The jailer man and sailor sam are still looking for the band on the run, but I'm more interested in the ducks that cut a swath outside my back door a few days ago. I don't know what got into them--whether it was fear of a hot wok or the rumor of good birdseed down the block--but those avians were covering some territory. They were young ones, too, hadn't mastered flying yet, were still at the bobbing up and down in the water, rump up phase. But they moved fast on land. I hope they found what they were looking for, those ducks on the run.

Saturday, July 3, 2010

Disappointment




Disappointment matures when anger and sadness come to sit side by side, in silence, instead of each scampering off to make its case heard and maybe even won. What disappointment knows is that there is no winning, no forced fading of the bruise, no taking back of the wince.

Sadness and anger typically take turns on a seesaw, sadness focusing on the loss to the self, anger concentrating its attack on the guilty other, both getting out of breath and sweaty, even tearful if too tired. Disappointment can empathize, casts no stones, sometimes even would prefer to indulge itself like them, but latterly prefers the calm of taking in the situation as a whole, melancholy and tart, to one-sided and premature venting.

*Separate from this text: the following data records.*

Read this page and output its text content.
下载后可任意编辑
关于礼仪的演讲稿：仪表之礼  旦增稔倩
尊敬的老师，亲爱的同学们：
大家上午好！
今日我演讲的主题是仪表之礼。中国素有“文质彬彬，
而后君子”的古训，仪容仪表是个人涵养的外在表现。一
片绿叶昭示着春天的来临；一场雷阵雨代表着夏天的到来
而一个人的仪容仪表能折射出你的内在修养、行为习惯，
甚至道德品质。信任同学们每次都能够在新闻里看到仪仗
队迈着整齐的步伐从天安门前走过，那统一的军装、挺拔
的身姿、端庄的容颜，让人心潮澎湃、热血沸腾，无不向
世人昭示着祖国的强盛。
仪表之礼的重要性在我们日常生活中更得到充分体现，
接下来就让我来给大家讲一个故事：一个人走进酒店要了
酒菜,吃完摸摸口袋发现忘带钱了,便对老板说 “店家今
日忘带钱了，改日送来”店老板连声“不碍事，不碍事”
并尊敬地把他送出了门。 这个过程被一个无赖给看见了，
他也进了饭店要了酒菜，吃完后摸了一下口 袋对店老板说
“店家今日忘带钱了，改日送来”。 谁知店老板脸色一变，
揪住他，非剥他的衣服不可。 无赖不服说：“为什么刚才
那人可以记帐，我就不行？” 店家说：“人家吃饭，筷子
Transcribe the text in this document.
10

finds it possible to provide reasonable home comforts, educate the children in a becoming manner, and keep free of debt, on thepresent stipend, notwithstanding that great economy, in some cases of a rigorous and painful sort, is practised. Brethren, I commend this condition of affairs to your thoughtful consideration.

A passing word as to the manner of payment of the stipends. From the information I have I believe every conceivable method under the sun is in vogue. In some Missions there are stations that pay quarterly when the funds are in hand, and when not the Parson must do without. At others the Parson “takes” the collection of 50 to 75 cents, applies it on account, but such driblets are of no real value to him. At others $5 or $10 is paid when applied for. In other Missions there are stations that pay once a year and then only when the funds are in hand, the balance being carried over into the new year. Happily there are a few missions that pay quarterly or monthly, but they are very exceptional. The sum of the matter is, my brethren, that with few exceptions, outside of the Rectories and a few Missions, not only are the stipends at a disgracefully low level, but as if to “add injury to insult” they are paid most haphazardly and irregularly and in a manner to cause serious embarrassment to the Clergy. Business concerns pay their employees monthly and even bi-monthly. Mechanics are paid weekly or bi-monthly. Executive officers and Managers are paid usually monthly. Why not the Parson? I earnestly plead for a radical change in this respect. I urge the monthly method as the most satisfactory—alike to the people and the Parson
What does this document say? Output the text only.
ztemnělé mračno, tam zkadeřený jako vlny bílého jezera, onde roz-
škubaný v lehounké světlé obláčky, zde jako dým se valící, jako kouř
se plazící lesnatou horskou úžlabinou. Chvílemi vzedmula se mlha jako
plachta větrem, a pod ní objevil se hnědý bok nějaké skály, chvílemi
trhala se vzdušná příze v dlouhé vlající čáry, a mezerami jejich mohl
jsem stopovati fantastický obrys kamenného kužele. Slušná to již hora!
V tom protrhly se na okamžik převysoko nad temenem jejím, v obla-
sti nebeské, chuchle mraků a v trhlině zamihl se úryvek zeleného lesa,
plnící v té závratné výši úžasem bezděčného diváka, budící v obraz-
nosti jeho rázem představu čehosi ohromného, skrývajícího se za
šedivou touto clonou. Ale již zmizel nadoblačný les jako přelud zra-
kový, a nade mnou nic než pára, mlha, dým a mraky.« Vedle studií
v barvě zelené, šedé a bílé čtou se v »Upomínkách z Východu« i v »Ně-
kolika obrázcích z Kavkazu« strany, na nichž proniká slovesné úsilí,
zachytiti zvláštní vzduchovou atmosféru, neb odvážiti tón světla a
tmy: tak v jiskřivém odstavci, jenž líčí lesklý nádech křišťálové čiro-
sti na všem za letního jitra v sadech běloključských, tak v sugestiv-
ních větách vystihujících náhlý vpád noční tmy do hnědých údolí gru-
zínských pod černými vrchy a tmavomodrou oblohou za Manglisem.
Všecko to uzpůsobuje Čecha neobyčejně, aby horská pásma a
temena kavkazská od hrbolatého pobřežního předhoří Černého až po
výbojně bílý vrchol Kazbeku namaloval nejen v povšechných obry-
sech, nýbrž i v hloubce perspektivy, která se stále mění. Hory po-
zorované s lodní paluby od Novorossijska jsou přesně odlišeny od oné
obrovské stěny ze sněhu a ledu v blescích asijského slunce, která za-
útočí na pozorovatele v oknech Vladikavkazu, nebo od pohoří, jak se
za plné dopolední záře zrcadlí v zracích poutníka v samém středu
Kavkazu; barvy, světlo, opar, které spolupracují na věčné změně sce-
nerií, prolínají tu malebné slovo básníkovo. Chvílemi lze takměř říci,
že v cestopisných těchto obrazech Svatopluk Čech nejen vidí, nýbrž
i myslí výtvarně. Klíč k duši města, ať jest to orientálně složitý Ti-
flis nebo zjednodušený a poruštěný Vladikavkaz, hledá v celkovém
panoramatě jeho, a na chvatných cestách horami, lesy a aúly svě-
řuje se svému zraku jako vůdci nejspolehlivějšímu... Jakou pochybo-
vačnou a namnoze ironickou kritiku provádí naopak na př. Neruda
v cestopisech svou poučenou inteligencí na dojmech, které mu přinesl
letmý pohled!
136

Not long ago someone disappointed me. This is a person to whom I have given my trust and of whom I asked a small consideration, a consideration that I found was the next day denied. There was no practical negative consequence, though I thought that there could have been, which was the reason for my asking.

I think of William Blake, who wrote, "I was angry with my friend: I told my wrath, my wrath did end. I was angry with my foe: I told it not, my wrath did grow." I will tell my friend my disappointment. In the necessary meantime I seem to learn a certain silence.

Some days later. . . I broke that silence when I talked to my friend. "My wrath did end," and our bond continues, strengthened.